One mother says her son was late reaching all his milestones, and had no interest in learning to use a potty before going to school.

“He wasn’t ready,” she says. “So when we felt he was, the school really helped with that.”

A child in Year 1 is still not toilet-trained at six-years-old.

Michelle Skidmore is the 14th headteacher at the school since 2016. The high staff turnover reflects the challenges the school has faced in recent years.

Polling suggests that most people think public services have deteriorated nationally in recent years. This article is the first of three focusing on the town of Telford, which a BBC News analysis has identified as facing particular challenges across its courts, schools and health services. Similar problems to those found in Telford are widespread, however.

Situated in one of the most deprived areas of Telford, Lantern Academy was known as Queenswood Primary when it was run by the local authority, and rated as “Requires Improvement” by Ofsted. It was renamed to give it a fresh start when it joined a local multi-academy trust, the Learning Community Trust, two years ago.

Forty-eight per cent of pupils receive free school meals – about double the England average. But the new ethos that Ms Skidmore has worked hard to create is being severely tested by challenges resulting from the Covid pandemic. “For some people, the role of parenting has changed – 100%,” she says.

Educational experts and teaching unions say the forced closure of schools during the pandemic meant some families lost sight of the value of education. In some cases, they were too busy working to home school their children, or didn’t have the space. When schools reopened, they placed less importance on ensuring their children attended.

In addition, many schools found that parents’ mental health became strained. And this coincided with the closure of services where people with young children could meet, and receive professional support. Some parents today do not know how to play with their children, the school has discovered, so it now runs a weekly class to teach them.

“I keep going back to that competition element – my child’s walking, my child’s no longer in nappies – those milestone moments, they’ve gone now because those parent and toddler groups, where you’d see all that, have gone,” Ms Skidmore says.

Parents at Lantern Academy also sometimes struggle to keep their children healthy. School welfare officers now sometimes accompany them to doctors’ appointments, at the parents’ request, so they can be confident of fully understanding the medical advice.

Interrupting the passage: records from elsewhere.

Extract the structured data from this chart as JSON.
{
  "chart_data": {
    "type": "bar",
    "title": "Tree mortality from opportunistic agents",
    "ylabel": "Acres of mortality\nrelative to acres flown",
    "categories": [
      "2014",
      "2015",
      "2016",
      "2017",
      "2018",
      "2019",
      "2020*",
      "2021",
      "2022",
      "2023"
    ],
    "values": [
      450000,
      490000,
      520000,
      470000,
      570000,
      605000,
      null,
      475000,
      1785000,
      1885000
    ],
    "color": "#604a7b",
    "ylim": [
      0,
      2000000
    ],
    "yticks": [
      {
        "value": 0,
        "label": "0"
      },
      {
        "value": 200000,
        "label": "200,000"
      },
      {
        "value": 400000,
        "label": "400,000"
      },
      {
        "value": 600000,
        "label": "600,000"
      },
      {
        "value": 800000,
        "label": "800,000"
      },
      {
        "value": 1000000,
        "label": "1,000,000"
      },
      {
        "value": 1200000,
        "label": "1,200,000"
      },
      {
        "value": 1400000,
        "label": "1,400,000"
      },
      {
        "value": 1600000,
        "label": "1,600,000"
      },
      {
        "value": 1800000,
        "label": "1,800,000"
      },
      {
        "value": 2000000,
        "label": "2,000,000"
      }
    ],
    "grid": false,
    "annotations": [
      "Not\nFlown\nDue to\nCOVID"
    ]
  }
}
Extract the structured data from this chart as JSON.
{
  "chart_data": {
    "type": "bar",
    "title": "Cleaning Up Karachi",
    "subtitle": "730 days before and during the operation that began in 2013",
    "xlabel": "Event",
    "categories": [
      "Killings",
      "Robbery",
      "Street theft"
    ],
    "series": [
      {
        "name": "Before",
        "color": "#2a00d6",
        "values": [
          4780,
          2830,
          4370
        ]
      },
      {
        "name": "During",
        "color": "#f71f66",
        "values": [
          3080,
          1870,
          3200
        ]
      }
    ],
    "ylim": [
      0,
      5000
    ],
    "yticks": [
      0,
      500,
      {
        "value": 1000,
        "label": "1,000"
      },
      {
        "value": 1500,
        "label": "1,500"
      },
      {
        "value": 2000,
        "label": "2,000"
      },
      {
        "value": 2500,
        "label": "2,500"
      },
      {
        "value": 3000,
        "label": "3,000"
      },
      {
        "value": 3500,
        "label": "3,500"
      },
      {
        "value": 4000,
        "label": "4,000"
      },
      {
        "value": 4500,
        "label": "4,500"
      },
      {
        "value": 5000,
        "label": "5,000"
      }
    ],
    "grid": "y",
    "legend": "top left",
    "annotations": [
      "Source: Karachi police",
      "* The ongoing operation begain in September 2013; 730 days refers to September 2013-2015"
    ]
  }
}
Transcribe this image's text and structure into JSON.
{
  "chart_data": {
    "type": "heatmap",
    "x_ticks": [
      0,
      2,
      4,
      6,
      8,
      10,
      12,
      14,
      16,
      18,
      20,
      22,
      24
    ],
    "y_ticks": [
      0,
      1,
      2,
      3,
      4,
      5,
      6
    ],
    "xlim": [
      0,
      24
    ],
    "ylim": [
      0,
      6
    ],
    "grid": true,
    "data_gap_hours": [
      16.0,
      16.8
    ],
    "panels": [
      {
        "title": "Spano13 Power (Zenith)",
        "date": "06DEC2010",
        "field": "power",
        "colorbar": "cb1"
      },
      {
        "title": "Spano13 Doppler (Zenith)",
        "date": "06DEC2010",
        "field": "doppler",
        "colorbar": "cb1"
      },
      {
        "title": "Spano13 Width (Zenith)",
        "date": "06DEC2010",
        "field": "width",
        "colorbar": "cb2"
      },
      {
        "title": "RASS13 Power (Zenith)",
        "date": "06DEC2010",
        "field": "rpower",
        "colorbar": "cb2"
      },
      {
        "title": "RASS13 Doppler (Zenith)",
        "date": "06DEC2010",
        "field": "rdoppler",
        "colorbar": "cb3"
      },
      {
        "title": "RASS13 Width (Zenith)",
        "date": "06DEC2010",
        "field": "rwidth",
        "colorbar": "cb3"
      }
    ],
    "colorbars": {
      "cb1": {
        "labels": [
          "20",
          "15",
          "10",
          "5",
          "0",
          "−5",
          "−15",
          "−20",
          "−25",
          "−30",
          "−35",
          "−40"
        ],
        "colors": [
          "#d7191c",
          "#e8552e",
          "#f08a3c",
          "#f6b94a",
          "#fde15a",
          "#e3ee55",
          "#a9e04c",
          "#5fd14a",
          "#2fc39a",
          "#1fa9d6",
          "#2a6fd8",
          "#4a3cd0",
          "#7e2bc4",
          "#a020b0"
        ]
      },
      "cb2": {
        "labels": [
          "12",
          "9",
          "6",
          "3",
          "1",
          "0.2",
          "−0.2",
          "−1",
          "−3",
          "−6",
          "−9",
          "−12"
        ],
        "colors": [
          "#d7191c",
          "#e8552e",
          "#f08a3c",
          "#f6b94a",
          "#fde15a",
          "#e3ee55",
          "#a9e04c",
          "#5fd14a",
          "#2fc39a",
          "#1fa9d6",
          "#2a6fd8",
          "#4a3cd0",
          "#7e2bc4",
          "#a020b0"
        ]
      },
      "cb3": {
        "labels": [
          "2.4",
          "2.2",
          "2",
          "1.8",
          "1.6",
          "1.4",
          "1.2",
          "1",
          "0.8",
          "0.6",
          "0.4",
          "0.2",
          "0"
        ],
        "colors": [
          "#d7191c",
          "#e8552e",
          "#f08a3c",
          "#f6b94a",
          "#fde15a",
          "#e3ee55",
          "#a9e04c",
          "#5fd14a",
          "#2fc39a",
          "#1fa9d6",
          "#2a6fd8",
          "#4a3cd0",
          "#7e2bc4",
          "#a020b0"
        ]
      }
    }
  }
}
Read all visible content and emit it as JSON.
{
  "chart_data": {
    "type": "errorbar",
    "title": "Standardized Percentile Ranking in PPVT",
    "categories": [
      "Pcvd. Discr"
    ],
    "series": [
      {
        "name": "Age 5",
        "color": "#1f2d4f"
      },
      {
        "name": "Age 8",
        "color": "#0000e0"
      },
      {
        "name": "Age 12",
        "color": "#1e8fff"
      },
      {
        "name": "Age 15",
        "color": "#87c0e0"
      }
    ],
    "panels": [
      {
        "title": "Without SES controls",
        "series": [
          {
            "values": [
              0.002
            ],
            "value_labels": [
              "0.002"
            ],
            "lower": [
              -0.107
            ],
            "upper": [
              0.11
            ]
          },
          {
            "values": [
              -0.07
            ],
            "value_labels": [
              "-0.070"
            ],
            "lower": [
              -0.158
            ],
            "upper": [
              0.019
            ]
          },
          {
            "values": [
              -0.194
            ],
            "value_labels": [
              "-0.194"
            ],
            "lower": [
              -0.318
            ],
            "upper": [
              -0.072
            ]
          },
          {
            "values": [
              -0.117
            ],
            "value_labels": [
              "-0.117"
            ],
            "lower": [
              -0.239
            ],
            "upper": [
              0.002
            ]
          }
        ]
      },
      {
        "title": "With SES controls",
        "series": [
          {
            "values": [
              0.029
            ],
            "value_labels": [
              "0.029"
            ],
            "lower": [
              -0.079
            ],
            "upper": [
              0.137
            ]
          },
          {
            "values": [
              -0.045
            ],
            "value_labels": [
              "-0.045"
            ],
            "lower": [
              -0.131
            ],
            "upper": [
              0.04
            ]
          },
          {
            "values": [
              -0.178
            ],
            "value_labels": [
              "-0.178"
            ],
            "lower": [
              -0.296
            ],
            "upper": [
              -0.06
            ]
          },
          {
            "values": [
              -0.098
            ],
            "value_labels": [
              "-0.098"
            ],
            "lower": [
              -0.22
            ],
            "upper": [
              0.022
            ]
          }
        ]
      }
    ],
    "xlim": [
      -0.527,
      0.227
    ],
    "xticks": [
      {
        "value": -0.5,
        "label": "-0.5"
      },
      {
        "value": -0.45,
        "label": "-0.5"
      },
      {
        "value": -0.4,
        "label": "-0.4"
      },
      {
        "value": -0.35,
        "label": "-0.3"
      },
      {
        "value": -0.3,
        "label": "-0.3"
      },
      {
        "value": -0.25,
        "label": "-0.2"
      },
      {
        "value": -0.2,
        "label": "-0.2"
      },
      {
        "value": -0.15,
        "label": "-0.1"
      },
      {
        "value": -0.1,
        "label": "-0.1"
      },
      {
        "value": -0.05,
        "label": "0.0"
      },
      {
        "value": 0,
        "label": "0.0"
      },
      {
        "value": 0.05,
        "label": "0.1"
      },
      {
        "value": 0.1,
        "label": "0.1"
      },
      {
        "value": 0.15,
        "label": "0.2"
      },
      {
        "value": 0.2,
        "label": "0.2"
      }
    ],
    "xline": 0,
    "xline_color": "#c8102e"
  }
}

Children’s mental health has also become an ever greater challenge since the pandemic, and it is the key driver behind the biggest problem faced by all the schools in the trust – attendance.

The trust has 7,000 pupils on its books across 13 schools – five primary, five secondary, two special schools and a pupil referral unit. At any time about 700 pupils, 10% of the total, are being looked after by a team of welfare officers employed to support teachers and families to get through the school year.